A later dispatch, dated October 9, at Strasburg, gives information of an important victory over the enemy's cavalry on the 8th. Says Sheridan :

" In coming back to this point I was not followed up until late yesterday, when a large force of cavalry appeared in my rear. I then halted my command to offer battle by attacking the enemy. I became satisfied that it was only all the rebel cavalry of the Valley, commanded by Rosser, and directed Torbert to attack at daylight this morning, and finish this ' savior of the Valley.' The attack was handsomely made. Custer, commanding the Third Cavalry Division, charged on the back road, and Merritt, commanding the First, Cavalry Division, on the Strasburg pike. Merritt captured five pieces of artillery. Custer captured six pieces of artillery with caissons, battery forge, etc. The two divisions captured forty-seven wagons, ambulances, etc. Among the wagons captured are the head-quarters wagons of Rosser, Lomax, Wickman, and Colonel Pollard. The number of prisoners will he about 330.

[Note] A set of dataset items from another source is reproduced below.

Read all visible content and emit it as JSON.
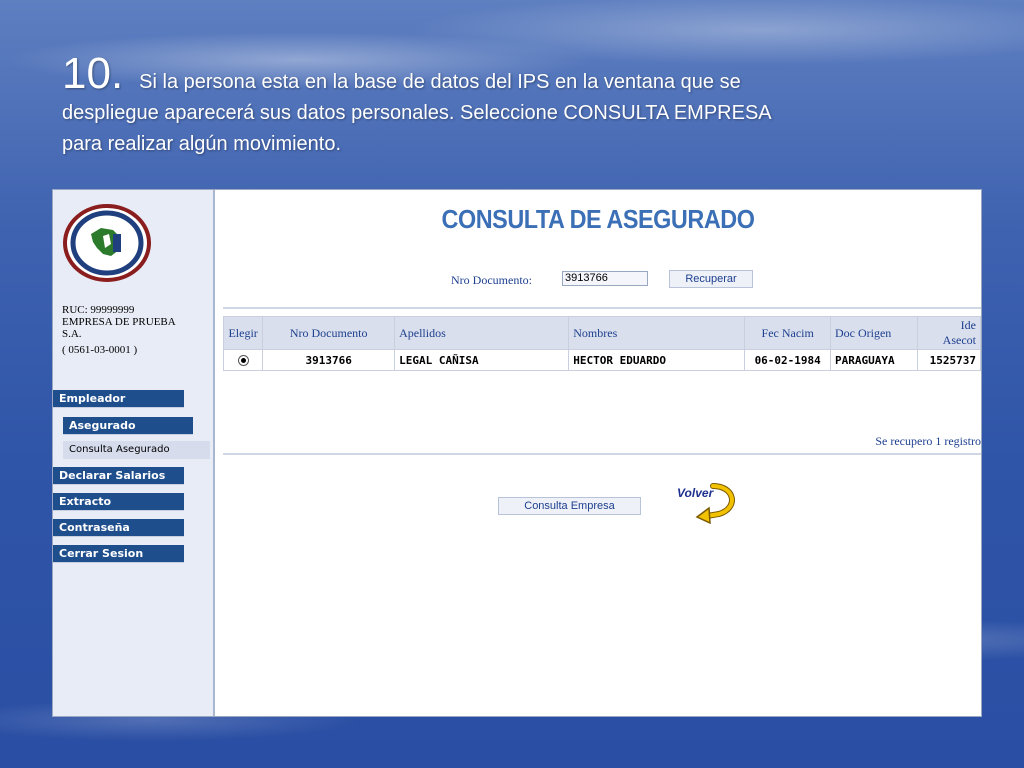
{
  "slide": {
    "number": "10.",
    "text_line1": "Si la persona esta en la base de datos del IPS en la ventana que se",
    "text_line2": "despliegue aparecerá sus datos personales. Seleccione CONSULTA EMPRESA",
    "text_line3": "para realizar algún movimiento."
  },
  "sidebar": {
    "logo_icon": "ips-seal-logo",
    "company": {
      "ruc": "RUC: 99999999",
      "name_line1": "EMPRESA DE PRUEBA",
      "name_line2": "S.A.",
      "code": "( 0561-03-0001 )"
    },
    "menu": {
      "empleador": "Empleador",
      "asegurado": "Asegurado",
      "consulta_asegurado": "Consulta Asegurado",
      "declarar_salarios": "Declarar Salarios",
      "extracto": "Extracto",
      "contrasena": "Contraseña",
      "cerrar_sesion": "Cerrar Sesion"
    }
  },
  "main": {
    "title": "CONSULTA DE ASEGURADO",
    "search": {
      "label": "Nro Documento:",
      "value": "3913766",
      "button": "Recuperar"
    },
    "table": {
      "headers": {
        "elegir": "Elegir",
        "nro_documento": "Nro Documento",
        "apellidos": "Apellidos",
        "nombres": "Nombres",
        "fec_nacim": "Fec Nacim",
        "doc_origen": "Doc Origen",
        "ide_line1": "Ide",
        "ide_line2": "Asecot"
      },
      "rows": [
        {
          "selected": true,
          "nro_documento": "3913766",
          "apellidos": "LEGAL CAÑISA",
          "nombres": "HECTOR EDUARDO",
          "fec_nacim": "06-02-1984",
          "doc_origen": "PARAGUAYA",
          "ide_asecot": "1525737"
        }
      ]
    },
    "status": "Se recupero 1 registro",
    "consult_button": "Consulta Empresa",
    "back_label": "Volver",
    "back_icon": "curved-back-arrow-icon",
    "colors": {
      "accent": "#1f4e8c",
      "title": "#3b6fb6",
      "link_text": "#1d3f8f",
      "back_arrow": "#f2c200"
    }
  }
}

"The enemy after being charged by our gallant cavalry were broken and ran. They were followed by our men on the jump 26 miles through Mount Jackson, and across the north fork of the Shenandoah."

GENERAL SHERMAN.

General Hood having dispatched a large force to make a detour across the Chattahoochee and on Sherman's rear, the latter sent General Thomas to attend to Forrest, taking upon himself the responsibility of attending to Hood's flank movements. Forrest has been compelled to recross the Tennessee; and an important victory was gained by Sherman over the rebels in his rear at Allatoons. The following is General Sheman's dispatch:

" I reached the Kenesaw Mountain October 6, just in time to witness at a distance the attack on Allatoona. I had anticipated this attack, and had ordered from Rome General Corse with reinforcements. The attack was met and repulsed, the enemy losing some 200 dead, and more then 1000 wounded and prisoners. Our loss was about 700 in the aggregate. The enemy captured the small garrisons at Big Shanty and Ackworth, and burned about seven miles of our railroad; but we have at Allatoona and Atlanta an abundance of provisions. Hood, observing our approach, has moved rapidly back to Dallas and Van Wert, and I am watching him in case he tries to reach Kingston or Rome. Atlanta is perfectly secure to us, and this army is better off than in camp."

THE INVASION OF MISSOURI.

Brigadier-General Ewing has arrived at Rolla. We are able to give a detailed account of his defense of Pilot Knob. He reached that post September 25, and with a garrison of 1000 men undertook to hold his ground against Price's far superior force. The position is entirely indefensible, as it is surrounded on all sides by elevations which command it. General Price attempted an advance into the valley, and was terribly beaten, but gaining the mountain sides, he compelled Ewing to evacuate. On the way to Rolla Ewing was surrounded, and came near being captured. He escaped, however, by the aid of forces sent to his assistance. On the 7th the rebels made a demonstration against Jefferson City, but this proved only a feint to occupy our forces while they crossed the Osage River. During the night they pressed westward. Price's army is estimated at 20,000 strong, with from 16 to 25 cannon. On the morning of the 8th General Pleasanton arrived, and assuming command followed the rebels with about 8000 cavalry.